I’m not an economist. And you can tell that the people that are the experts don’t necessarily agree either. So we’re looking at it really from what are the business outcomes that the solution providers need and where the opportunities are from an end user perspective. I think one of the key elements we need to focus on, and you’ve heard us and others talk about it, is what’s the opportunity for solution providers to find areas to free up and allow them to invest in the future. And so part of that is really understanding those end users and where those opportunities are, with those end users, to help be a better business partner. [At GTDC, you heard the University of Denver CIO] talking about, ‘Look, I’m not going to just rip out what I have today. But I need to figure out how I can free up what I’m using today more cost effective, so I can invest in the future.’

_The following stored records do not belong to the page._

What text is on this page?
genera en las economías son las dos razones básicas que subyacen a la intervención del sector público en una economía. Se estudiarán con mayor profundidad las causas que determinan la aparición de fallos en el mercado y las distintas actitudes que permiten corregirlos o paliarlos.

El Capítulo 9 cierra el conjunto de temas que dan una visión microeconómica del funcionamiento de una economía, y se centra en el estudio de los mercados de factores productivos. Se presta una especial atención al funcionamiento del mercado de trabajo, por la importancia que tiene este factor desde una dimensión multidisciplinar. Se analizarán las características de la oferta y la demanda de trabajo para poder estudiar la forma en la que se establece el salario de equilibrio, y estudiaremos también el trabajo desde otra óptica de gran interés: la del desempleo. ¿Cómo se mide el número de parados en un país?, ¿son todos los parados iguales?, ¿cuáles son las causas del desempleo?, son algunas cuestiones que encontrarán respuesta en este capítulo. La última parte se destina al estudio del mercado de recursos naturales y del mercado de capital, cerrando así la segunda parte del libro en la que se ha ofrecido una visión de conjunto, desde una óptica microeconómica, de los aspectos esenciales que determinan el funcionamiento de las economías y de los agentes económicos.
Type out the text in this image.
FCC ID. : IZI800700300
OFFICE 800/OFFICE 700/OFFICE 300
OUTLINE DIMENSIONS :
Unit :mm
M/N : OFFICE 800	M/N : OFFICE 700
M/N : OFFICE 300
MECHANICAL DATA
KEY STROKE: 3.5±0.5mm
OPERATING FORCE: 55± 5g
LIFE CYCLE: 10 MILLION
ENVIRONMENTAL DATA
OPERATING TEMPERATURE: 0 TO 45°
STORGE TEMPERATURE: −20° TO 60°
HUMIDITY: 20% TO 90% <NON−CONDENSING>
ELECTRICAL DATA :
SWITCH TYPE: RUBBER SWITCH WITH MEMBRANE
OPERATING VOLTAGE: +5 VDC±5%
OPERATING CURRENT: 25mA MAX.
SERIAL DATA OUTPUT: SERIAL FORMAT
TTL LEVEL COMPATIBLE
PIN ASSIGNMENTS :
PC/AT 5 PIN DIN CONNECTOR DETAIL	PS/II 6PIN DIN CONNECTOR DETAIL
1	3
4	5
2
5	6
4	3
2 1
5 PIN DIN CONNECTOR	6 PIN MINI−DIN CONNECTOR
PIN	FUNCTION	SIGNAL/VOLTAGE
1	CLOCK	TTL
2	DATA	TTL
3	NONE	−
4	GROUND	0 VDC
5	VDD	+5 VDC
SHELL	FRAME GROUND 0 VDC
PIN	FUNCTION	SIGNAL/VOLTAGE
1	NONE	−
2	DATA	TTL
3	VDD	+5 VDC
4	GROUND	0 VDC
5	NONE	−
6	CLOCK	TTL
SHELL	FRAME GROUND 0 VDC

We’re really focused around what we’ve done around digital and making that experience a focus on the customer. We’re still from a cloud standpoint making investments in cloud. And then the whole circular economy with our IT asset disposition of products so that as your products are coming out, how to recycle and repurpose and reuse that technology. So we’re focusing on the growth areas. You heard [at GTDC] there is no budget for security because nobody’s going to allow security to bring a company down. Externally we’ve heard different growth rates, but we’re still seeing solid demand from a cloud perspective, and we’re still seeing in as-a-service more and more looking to go from the capex to the opex model, so how can we help facilitate that?
OK, so you’re not concerned about a potential recession?
I’m always keeping a keen eye on the economy and where we need to turn the right dials to make sure we’re as efficient and effective as possible for our partners.
What about the possibility that the U.S. may not raise the debt ceiling? What would that would mean for your business?
We haven’t done scenario planning to look what happens if the debt ceiling does or doesn’t get raised. The way we look at it is, and [IDC sees it as well], whatever GDP is going to be, historically, IT spending has been above that. People have to still drive productivity. People are still going to have to make investments in their future, but it just becomes maybe less or more concentrated. So we want to make sure that wherever GDP is, and we know technology spending historically has risen above that, how do we make sure that we’re focused on those areas of opportunity and help and be efficient.